The gain (there is always a catch)
We factored cos(theta_i) out of every step but never actually multiplied it
back in. Those forgotten cosines pile up into a single constant scale, the
CORDIC gain:
K = product of cos(atan(2^-i)) over all i ~= 0.6073
It converges to about 0.60725, so the output vector ends up longer than the
input by 1/K ~= 1.6468. You deal with it for free: start the vector at
x0 = K instead of 1, and the answer falls out unit-length. It is one fixed
number you bake in once and forget.
Two modes, one engine
Steer the iterations two different ways and the very same hardware solves two different problems:
- Rotation mode drives the angle
zto zero. Feed in(K, 0, theta)and out comecos(theta)andsin(theta), both at the same time. - Vectoring mode drives
yto zero instead. Now the accumulated angle isatan2(y, x)and the survivingxis the vector magnitude. Rectangular to polar, in the same gates.

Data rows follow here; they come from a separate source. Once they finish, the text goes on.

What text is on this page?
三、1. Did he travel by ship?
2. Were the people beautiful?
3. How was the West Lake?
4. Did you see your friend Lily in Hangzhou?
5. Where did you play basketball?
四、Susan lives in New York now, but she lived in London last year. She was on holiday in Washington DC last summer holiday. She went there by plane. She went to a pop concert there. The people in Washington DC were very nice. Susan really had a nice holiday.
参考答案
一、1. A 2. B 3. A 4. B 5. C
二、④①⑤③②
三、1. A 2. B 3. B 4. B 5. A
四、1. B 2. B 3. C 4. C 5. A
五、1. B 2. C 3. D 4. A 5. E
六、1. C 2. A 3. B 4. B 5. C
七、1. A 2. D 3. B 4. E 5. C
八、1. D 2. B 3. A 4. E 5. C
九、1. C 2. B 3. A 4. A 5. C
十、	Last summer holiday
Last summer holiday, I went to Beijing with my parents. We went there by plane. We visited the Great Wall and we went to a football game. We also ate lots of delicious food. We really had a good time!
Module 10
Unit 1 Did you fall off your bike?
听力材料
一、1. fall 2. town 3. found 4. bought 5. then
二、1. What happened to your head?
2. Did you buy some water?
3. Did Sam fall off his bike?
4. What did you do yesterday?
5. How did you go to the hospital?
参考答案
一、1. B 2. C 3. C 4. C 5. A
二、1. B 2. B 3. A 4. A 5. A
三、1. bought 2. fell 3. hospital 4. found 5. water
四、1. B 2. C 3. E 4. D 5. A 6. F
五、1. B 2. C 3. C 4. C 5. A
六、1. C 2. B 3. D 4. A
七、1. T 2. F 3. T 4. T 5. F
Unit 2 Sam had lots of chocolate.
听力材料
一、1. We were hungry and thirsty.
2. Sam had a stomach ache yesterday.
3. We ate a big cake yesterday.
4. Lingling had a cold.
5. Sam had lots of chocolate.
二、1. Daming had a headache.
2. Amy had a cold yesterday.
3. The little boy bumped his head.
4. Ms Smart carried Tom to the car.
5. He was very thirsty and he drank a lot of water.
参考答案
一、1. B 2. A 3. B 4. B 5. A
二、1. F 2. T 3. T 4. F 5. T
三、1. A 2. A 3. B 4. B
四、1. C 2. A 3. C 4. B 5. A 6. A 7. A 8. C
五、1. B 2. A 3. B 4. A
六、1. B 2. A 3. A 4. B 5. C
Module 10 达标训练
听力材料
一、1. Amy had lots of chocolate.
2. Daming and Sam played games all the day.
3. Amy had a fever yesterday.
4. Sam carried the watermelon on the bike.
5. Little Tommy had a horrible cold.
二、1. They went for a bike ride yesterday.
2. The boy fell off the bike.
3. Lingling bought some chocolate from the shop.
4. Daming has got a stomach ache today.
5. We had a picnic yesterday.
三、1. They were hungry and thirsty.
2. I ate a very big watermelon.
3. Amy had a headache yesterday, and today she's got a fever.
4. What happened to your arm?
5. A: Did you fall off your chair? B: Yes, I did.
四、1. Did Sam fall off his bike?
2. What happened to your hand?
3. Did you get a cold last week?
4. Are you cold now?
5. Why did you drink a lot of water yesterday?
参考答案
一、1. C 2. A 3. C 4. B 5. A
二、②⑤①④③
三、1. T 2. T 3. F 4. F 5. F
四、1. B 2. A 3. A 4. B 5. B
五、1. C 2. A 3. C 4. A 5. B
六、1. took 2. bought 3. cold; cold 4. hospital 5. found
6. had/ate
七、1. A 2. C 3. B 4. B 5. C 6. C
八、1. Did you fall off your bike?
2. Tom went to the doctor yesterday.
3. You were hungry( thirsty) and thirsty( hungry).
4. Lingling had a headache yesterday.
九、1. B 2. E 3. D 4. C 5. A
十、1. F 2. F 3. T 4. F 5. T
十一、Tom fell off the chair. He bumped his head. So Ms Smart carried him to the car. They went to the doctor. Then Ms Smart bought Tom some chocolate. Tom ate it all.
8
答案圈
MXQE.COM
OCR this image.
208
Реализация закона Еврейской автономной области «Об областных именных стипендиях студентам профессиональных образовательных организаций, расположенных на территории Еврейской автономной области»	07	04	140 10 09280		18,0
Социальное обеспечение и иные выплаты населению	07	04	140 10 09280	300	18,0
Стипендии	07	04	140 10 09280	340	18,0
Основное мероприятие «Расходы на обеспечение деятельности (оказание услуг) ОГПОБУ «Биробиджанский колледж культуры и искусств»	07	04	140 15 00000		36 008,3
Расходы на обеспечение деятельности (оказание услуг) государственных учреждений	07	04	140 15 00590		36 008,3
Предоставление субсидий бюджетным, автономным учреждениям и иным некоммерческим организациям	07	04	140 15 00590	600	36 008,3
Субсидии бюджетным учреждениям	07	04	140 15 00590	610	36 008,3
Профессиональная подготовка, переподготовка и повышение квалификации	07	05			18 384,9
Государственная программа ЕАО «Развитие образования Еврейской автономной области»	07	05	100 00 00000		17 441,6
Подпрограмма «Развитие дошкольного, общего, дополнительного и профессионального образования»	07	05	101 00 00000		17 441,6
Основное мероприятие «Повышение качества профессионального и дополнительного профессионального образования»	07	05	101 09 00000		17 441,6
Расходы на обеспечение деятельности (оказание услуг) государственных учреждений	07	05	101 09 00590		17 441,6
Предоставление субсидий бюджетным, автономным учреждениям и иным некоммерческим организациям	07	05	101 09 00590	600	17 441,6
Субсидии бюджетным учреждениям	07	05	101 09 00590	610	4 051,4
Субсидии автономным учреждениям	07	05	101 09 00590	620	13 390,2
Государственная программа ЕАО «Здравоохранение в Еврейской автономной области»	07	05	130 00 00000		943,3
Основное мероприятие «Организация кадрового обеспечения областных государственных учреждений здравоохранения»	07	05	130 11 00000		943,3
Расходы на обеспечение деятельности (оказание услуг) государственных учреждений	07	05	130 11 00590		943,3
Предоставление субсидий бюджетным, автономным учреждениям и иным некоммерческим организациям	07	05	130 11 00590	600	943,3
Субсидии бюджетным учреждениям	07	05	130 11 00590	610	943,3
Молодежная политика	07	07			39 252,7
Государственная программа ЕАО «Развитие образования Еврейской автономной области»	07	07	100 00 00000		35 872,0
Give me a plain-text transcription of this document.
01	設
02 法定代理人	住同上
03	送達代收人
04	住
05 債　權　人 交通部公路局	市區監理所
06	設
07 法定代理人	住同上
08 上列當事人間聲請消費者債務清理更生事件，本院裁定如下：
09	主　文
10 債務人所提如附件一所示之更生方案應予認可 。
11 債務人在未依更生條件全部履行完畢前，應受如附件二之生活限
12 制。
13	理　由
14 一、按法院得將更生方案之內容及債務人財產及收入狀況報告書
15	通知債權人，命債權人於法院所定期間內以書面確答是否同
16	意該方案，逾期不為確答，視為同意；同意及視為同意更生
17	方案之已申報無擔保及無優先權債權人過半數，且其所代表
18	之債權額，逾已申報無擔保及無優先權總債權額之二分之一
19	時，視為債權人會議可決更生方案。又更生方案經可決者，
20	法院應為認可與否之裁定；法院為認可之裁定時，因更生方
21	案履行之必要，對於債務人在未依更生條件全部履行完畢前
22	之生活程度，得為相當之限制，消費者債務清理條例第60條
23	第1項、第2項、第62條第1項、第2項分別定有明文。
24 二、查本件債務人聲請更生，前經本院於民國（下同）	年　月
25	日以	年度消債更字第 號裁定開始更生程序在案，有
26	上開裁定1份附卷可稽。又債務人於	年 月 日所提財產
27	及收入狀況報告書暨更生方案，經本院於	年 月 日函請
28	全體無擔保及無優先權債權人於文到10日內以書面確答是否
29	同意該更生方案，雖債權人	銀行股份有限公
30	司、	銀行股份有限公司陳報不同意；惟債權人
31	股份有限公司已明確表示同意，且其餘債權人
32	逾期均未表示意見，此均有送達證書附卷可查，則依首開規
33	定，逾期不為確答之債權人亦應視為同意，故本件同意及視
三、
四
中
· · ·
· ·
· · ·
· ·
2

And it stretches further than trig. Swap in a different set of shift angles and a
hyperbolic mode computes exp, ln, sinh, cosh and square root; a linear
mode does plain multiply and divide. CORDIC is less a single algorithm than a
small math library folded into one repeating datapath.
Why FPGAs love it
On a CPU you would just call sinf() and move on. On an FPGA you have two
honest choices for trig, and CORDIC is the better third one. A big lookup table
is fast but eats block RAM and is only as fine as its address width. A
polynomial approximation is accurate but spends your scarce DSP multipliers.
CORDIC fits the fabric like it was made for it:
- No multiplier. Shifts are wiring and adds are cheap, so your DSP slices stay free for the actual signal path.
- Deterministic and pipelineable. Unroll the N iterations into N hardware stages and you get one result every clock at a fixed N-cycle latency, the spatial-computing sweet spot. Each stage is only a pair of adders, so the pipeline clocks fast.
- Precision is a dial. You get roughly one bit of accuracy per iteration, so N iterations buys about N bits. Choose the width you need and stop, the same "precision as a design knob" idea. It is all fixed-point, so our Qm.n converter earns its keep here.
One caveat worth knowing: the rotations converge for angles up to about 99.7
degrees, comfortably past a right angle. For anything outside that, a coarse
plus-or-minus 90 degree pre-rotation (which is just swapping x and y and
negating, still free) folds any angle back into range first.
Fourteen adders, four correct decimals
Here is a complete 16-bit rotation-mode CORDIC (Q2.14 fixed-point, 14
iterations). Press Run: it computes the cosine and sine of 30 degrees, and in
the waveform you can watch x, y and z step and converge over the
iterations.
The result: cos(30) = 0.86615 against the true 0.86603, and sin(30) =
0.49982 against 0.5. About four correct decimal places, out of fourteen
shift-and-add steps and a table of fourteen constants. Want more bits? Add more
iterations. There are no multipliers to add.
The takeaway
CORDIC teaches a lesson that keeps paying off: the expensive operation is rarely fundamental. It is a consequence of the primitives you allow yourself. Restrict the rotations to angles whose tangent is a power of two and the multiplier evaporates, exactly as restricting weights to plus-or-minus one turns a neuron into an XNOR. An FPGA is a sea of shifts, adds and small tables, and it was shaped for precisely this kind of cleverness. Sine and cosine, built from nothing but wires that move bits sideways.